Man with no secrets tells all
Comedian Reynolds mines dysfunctional life for laughs in Petaluma stand-up show
Published: Sunday, January 18, 2009 at 4:20 a.m.
Last Modified: Sunday, January 18, 2009 at 8:48 a.m.
Rick Reynolds is a seasoned performer -- in comedy clubs, off-Broadway and on television -- but he also writes his own material.
Facts
TELLING THE TRUTH
WHAT: "Only the Truth is Funny -- 2009," a one-man show by Rick Reynolds
WHERE: Cinnabar Theater, 3333 Petaluma Blvd. N., Petaluma
WHEN: 7:30 p.m. Jan. 28-29 and Feb. 1, 5-7 and 12-13
ADMISSION: $20
INFO: 763-8920, cinnabartheater.org
So it's natural the Petaluma comic would offer to write the lead-in for his interview, and here it is:
"Rick Reynolds, a strikingly handsome young man, is doing a show of pure genius, for a pittance. Are you taking this down? This is golden!"
Did we mention that he's modest, too?
But you can't blame him for pitching his new live comedy show, playing later this month in Petaluma. And give him the credit he deserves for helping pioneer an art form.
Autobiographical one-man shows created by stand-up comedians are commonplace today, but when Reynolds opened "Only the Truth Is Funny" in the early 1990s, he was opening up new territory.
Combining surprisingly serious personal history with polished comedic delivery, Reynolds spilled the details about his dysfunctional family's secrets and his own adolescent angst and flirtations with suicide, eventually covering his own marriage and fatherhood.

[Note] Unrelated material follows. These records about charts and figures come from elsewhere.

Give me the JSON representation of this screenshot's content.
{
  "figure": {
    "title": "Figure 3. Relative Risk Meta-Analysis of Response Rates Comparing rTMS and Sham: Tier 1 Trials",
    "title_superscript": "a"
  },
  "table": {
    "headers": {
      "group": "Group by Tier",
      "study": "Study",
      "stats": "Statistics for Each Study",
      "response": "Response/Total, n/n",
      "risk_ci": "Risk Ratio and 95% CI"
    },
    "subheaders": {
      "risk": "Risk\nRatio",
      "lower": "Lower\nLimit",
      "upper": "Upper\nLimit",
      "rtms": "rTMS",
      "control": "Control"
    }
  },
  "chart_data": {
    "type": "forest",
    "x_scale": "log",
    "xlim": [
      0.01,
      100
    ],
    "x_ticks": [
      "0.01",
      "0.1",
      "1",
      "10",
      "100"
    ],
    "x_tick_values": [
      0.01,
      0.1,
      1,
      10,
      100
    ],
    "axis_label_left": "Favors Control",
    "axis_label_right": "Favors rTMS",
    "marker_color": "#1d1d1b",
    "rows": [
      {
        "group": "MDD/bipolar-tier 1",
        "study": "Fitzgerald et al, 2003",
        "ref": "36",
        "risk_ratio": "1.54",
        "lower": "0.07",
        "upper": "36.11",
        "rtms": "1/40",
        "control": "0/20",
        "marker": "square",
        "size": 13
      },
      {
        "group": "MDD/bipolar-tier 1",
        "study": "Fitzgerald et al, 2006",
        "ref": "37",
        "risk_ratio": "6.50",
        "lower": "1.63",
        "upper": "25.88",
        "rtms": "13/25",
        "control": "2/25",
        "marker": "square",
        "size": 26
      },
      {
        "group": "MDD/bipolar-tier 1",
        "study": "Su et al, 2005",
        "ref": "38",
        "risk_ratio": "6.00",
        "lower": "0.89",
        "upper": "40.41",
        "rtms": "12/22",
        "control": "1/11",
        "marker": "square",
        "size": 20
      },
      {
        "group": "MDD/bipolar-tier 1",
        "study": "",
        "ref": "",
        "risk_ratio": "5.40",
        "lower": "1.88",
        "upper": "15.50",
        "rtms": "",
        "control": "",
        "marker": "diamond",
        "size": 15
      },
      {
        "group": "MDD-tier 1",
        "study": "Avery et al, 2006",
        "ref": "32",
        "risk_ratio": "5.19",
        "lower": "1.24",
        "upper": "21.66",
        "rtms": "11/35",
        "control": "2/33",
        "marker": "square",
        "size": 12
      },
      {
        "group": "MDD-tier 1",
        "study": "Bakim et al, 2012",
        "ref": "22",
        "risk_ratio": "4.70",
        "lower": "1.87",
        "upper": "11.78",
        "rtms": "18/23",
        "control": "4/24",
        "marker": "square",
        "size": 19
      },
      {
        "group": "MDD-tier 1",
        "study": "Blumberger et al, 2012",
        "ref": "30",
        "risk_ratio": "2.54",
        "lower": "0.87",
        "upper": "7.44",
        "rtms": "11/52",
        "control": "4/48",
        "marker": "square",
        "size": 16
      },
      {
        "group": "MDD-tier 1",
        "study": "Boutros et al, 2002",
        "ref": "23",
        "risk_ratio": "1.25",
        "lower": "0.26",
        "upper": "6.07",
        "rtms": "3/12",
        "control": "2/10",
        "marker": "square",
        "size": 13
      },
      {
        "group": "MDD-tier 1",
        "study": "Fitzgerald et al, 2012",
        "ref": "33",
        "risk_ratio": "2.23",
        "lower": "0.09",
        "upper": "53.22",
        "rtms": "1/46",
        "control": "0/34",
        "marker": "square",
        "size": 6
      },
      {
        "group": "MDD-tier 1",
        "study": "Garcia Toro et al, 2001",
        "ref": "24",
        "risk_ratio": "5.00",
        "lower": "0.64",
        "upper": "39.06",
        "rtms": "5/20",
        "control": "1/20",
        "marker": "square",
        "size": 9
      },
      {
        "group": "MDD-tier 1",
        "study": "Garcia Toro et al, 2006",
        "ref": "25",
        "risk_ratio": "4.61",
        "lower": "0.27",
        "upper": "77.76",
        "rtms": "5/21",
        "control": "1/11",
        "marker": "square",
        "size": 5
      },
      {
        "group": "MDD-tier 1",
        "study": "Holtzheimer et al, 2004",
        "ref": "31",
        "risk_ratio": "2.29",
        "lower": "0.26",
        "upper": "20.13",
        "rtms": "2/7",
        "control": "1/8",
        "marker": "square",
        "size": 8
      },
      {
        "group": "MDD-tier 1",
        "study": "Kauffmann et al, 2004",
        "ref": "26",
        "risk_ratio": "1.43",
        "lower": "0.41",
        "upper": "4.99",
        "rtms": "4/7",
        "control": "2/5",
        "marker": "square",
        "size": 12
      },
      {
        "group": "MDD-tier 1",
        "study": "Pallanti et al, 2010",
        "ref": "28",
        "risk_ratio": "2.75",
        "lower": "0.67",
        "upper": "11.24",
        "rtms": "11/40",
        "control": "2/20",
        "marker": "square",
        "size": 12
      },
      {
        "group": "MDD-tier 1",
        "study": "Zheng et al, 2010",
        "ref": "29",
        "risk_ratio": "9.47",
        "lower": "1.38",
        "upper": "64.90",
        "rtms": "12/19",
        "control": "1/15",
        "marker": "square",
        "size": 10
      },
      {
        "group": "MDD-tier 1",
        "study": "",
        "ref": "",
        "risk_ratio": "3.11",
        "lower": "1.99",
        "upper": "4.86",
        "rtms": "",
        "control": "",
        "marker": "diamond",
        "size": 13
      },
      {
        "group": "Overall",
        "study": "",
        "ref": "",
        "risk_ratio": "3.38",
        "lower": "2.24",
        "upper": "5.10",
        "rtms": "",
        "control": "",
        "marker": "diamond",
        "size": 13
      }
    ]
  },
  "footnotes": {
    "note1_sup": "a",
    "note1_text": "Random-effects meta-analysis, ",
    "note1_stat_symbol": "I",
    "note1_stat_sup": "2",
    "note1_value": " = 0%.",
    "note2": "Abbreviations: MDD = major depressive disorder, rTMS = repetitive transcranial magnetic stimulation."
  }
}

"It's what I do in my own life," Reynolds said of his tell-all approach to the show. "A compliment that I get often, and don't deserve, is that I'm brave. That has nothing to do with it. I tell these stories to anybody who listens to me. I truly am a guy with no secrets. It's almost annoying to know me, so I foist it off on an unsuspecting public."
It helps, of course, that his stories are not exactly routine. His father robbed banks. His mother underwent electro-shock therapy.
"I thought it was a pretty unusual life, but I made a discovery I hadn't expected," Reynolds said. "Thousands of people would come up to me after the show and say, 'I had that same life,' but I think they meant in other ways. Everybody seems able to relate."
The show ran for two years in San Francisco, Los Angeles and New York, and aired as a comedy special on Showtime cable TV, earning him an Emmy nomination.
Reynolds created two more one-man shows -- "All Grown Up and No Place to Go" in 1995 and "Happiness" in 2006. "Life . . . and Stuff," the TV series he developed from his first two stage shows, ran as a summer replacement on CBS in 1997.
Now Reynolds, at 57, is back with his newly revised "Only the Truth Is Funny -- 2009," opening a brief run Jan. 28 at Petaluma's Cinnabar Theater, partly as a showcase for backers who might be inspired to take the updated version out on the road again.
"I retooled the show, added about 40 minutes and took a bunch of stuff out. I added in the really boffo things from my other two shows and then I wrote a bunch of new stuff," Reynolds said.
"I added the story about my father going to prison from 'All Grown Up and No Place to Go,' which NPR played several times. A friend of mine put it up on YouTube and it has gotten hundreds of thousands of hits. So I worked that into 'Only the Truth Is Funny -- 2009,' and it actually fits better."
Personal updates in the revamped version of the show include Reynolds' divorce, and the older of his two sons turning 18.
"I talk about that in the show. I deal with everything," Reynolds said. "I don't really play anybody else. It's just me."